You've got all the good stuff Katie!!
Hi,
I never peel or core the apples. I just use one of those wedge apple cutters, and throw it all in a pot to cook. I bought a food strainer last summer, and it was fast, but before that I would put the cooked apples in a cone-shaped colander and just mush it through with a wooden pestle. This is a piece of equipment I inherited from my mom, and is probably about 50 years old, but I have seen them from time to time at the salvation army. I takes a little longer because you have to clean the old skins and cores from the colander as they build up, but two years ago I canned 40 quarts with it. You are welcome to borrow either from me too. If you are not making much you could try a food mill too, but IMHO it is not as efficient.
P.S. Keeping the skins on gives beautifully colored applesauce, depending on variety used.
Thanks for the offers to loan equipment! I guess part of my question is whether or not it's safe to leave the skins on -- the mantra that goes something like "messing with canning recipes = food poisoning disaster" makes me worry about leaving the skins on. Any thoughts?
Okay, we need to define applesauce here, I think. Traditionally applesauce is cooked apples that you put through a mill sieve. The skins can't make it through the sieve -- whatever type of sieve you're using -- so there's no need to peel.

If you mean "applesauce" to be cooked apple wedges with skins intact, then that's different. Haven't ever seen a tested recipe for canned apple wedges where the skins are left on. So peeling is a must in this case.

If you like cooked apple wedges with the skins left on you can always freeze 'em.

Hope this helps!
The ball blue book has a spiced apple recipe for wedges with the skins on... you make them with Atomic Fireballs, yummy!
Hey CJ,

How old is your Blue Book? Mine has a 2005 copyright and the Apples Wedges in Cinnamon Syrup recipe begins: "Wash, core and peel apples."

A bunch of research was done in the late 1970's/early 1980's on home canning at the U of GA and it revised the USDA standards, so if you have an older Blue Book it might call for unpeeled apples. But it's best to follow the current guidelines which means, unfortunately, peeling the apples if you're planning on canning apple wedges.
Whoops, no, you're right, it says to peel. This "by the book" stuff is challenging for me, clearly.

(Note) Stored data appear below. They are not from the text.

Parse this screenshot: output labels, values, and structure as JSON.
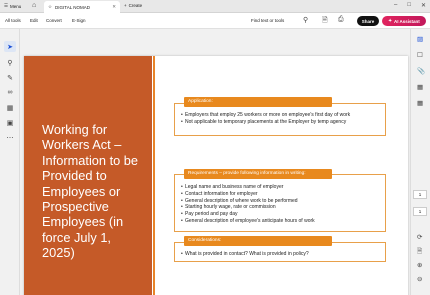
{
  "tabs": {
    "menu_label": "Menu",
    "active_tab": "DIGITAL NOMAD",
    "create_label": "Create"
  },
  "toolbar": {
    "all_tools": "All tools",
    "edit": "Edit",
    "convert": "Convert",
    "esign": "E-Sign",
    "find_placeholder": "Find text or tools",
    "share": "Share",
    "ai_assistant": "AI Assistant"
  },
  "page_indicators": {
    "top": "1",
    "bottom": "1"
  },
  "slide": {
    "title": "Working for Workers Act – Information to be Provided to Employees or Prospective Employees (in force July 1, 2025)",
    "sections": [
      {
        "header": "Application:",
        "items": [
          "Employers that employ 25 workers or more on employee's first day of work",
          "Not applicable to temporary placements at the Employer by temp agency"
        ]
      },
      {
        "header": "Requirements – provide following information in writing:",
        "items": [
          "Legal name and business name of employer",
          "Contact information for employer",
          "General description of where work to be performed",
          "Starting hourly wage, rate or commission",
          "Pay period and pay day",
          "General description of employee's anticipate hours of work"
        ]
      },
      {
        "header": "Considerations:",
        "items": [
          "What is provided in contact? What is provided in policy?"
        ]
      }
    ]
  },
  "colors": {
    "panel": "#c55a28",
    "header": "#e8891e",
    "ai_button": "#e0245e"
  }
}
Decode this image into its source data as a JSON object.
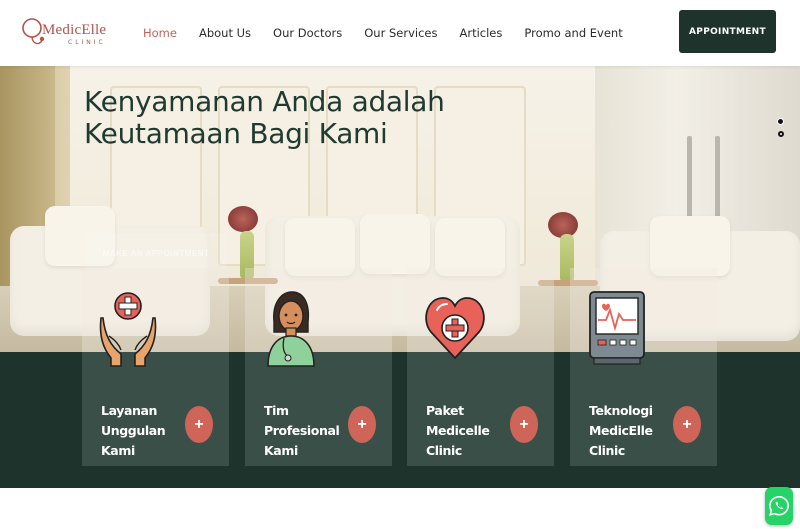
{
  "logo": {
    "name": "MedicElle",
    "subtitle": "CLINIC"
  },
  "nav": {
    "items": [
      {
        "label": "Home",
        "active": true
      },
      {
        "label": "About Us",
        "active": false
      },
      {
        "label": "Our Doctors",
        "active": false
      },
      {
        "label": "Our Services",
        "active": false
      },
      {
        "label": "Articles",
        "active": false
      },
      {
        "label": "Promo and Event",
        "active": false
      }
    ]
  },
  "header": {
    "appointment_label": "APPOINTMENT"
  },
  "hero": {
    "title_line1": "Kenyamanan Anda adalah",
    "title_line2": "Keutamaan Bagi Kami",
    "cta_label": "MAKE AN APPOINTMENT",
    "slider_dots": 2,
    "active_slide": 1
  },
  "cards": [
    {
      "line1": "Layanan",
      "line2": "Unggulan Kami",
      "icon": "care-hands-icon",
      "button": "+"
    },
    {
      "line1": "Tim Profesional",
      "line2": "Kami",
      "icon": "doctor-avatar-icon",
      "button": "+"
    },
    {
      "line1": "Paket Medicelle",
      "line2": "Clinic",
      "icon": "heart-medical-icon",
      "button": "+"
    },
    {
      "line1": "Teknologi",
      "line2": "MedicElle Clinic",
      "icon": "heart-monitor-icon",
      "button": "+"
    }
  ],
  "colors": {
    "brand": "#b5524a",
    "dark_green": "#1f332d",
    "card_bg": "#3b4f49",
    "accent_button": "#cf6458",
    "whatsapp": "#25d366"
  },
  "whatsapp": {
    "icon": "whatsapp-icon"
  }
}
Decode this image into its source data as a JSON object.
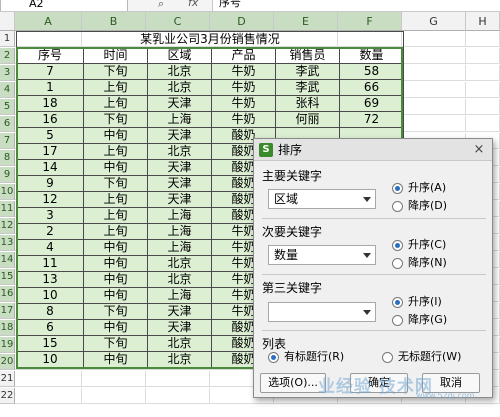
{
  "formula_bar": {
    "name_box": "A2",
    "fx": "fx",
    "zoom_icon": "magnifier-icon",
    "content": "序号"
  },
  "columns": [
    "A",
    "B",
    "C",
    "D",
    "E",
    "F",
    "G",
    "H"
  ],
  "rows": [
    "1",
    "2",
    "3",
    "4",
    "5",
    "6",
    "7",
    "8",
    "9",
    "10",
    "11",
    "12",
    "13",
    "14",
    "15",
    "16",
    "17",
    "18",
    "19",
    "20",
    "21",
    "22"
  ],
  "sheet": {
    "title": "某乳业公司3月份销售情况",
    "headers": [
      "序号",
      "时间",
      "区域",
      "产品",
      "销售员",
      "数量"
    ],
    "rows": [
      [
        "7",
        "下旬",
        "北京",
        "牛奶",
        "李武",
        "58"
      ],
      [
        "1",
        "上旬",
        "北京",
        "牛奶",
        "李武",
        "66"
      ],
      [
        "18",
        "上旬",
        "天津",
        "牛奶",
        "张科",
        "69"
      ],
      [
        "16",
        "下旬",
        "上海",
        "牛奶",
        "何丽",
        "72"
      ],
      [
        "5",
        "中旬",
        "天津",
        "酸奶",
        "",
        ""
      ],
      [
        "17",
        "上旬",
        "北京",
        "酸奶",
        "",
        ""
      ],
      [
        "14",
        "中旬",
        "天津",
        "酸奶",
        "",
        ""
      ],
      [
        "9",
        "下旬",
        "天津",
        "酸奶",
        "",
        ""
      ],
      [
        "12",
        "上旬",
        "天津",
        "酸奶",
        "",
        ""
      ],
      [
        "3",
        "上旬",
        "上海",
        "酸奶",
        "",
        ""
      ],
      [
        "2",
        "上旬",
        "上海",
        "牛奶",
        "",
        ""
      ],
      [
        "4",
        "中旬",
        "上海",
        "牛奶",
        "",
        ""
      ],
      [
        "11",
        "中旬",
        "北京",
        "牛奶",
        "",
        ""
      ],
      [
        "13",
        "中旬",
        "北京",
        "牛奶",
        "",
        ""
      ],
      [
        "10",
        "中旬",
        "上海",
        "牛奶",
        "",
        ""
      ],
      [
        "8",
        "下旬",
        "天津",
        "牛奶",
        "",
        ""
      ],
      [
        "6",
        "中旬",
        "天津",
        "酸奶",
        "",
        ""
      ],
      [
        "15",
        "下旬",
        "北京",
        "酸奶",
        "",
        ""
      ],
      [
        "10",
        "中旬",
        "北京",
        "酸奶",
        "",
        ""
      ]
    ]
  },
  "dialog": {
    "title": "排序",
    "icon": "wps-sheet-icon",
    "close": "×",
    "primary_key": {
      "label": "主要关键字",
      "value": "区域",
      "asc": "升序(A)",
      "desc": "降序(D)",
      "order": "asc"
    },
    "secondary_key": {
      "label": "次要关键字",
      "value": "数量",
      "asc": "升序(C)",
      "desc": "降序(N)",
      "order": "asc"
    },
    "third_key": {
      "label": "第三关键字",
      "value": "",
      "asc": "升序(I)",
      "desc": "降序(G)",
      "order": "asc"
    },
    "list": {
      "label": "列表",
      "has_header": "有标题行(R)",
      "no_header": "无标题行(W)",
      "selected": "has_header"
    },
    "buttons": {
      "options": "选项(O)...",
      "ok": "确定",
      "cancel": "取消"
    }
  },
  "watermark": {
    "text": "业经验 技术网",
    "sub": "www.52dj.com"
  },
  "colors": {
    "selection_fill": "#dcefd3",
    "selection_border": "#4b8a3a",
    "accent": "#2a6fbf"
  }
}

Sorry to get your hopes up Alison!
That's too funny -- now you're telling me that I've been eating applesauce my whole life and I don't know what it is?! My version of applesauce (fresh, not canned) basically just involves cooking apples to mush and eating said mush, possibly with a few seasonings. Learn something new everyday :)
My thoughts would be that while sieving keeps peel and seeds out, it would do nothing to keep out any bad things. That said, I wouldn't go against the book either. The beautiful color I mentioned as an advantage to keeping the peels is somewhat dulled when processed, but when frozen, it retains all its glorious color, so maybe that could be a way to have your peels and save them too.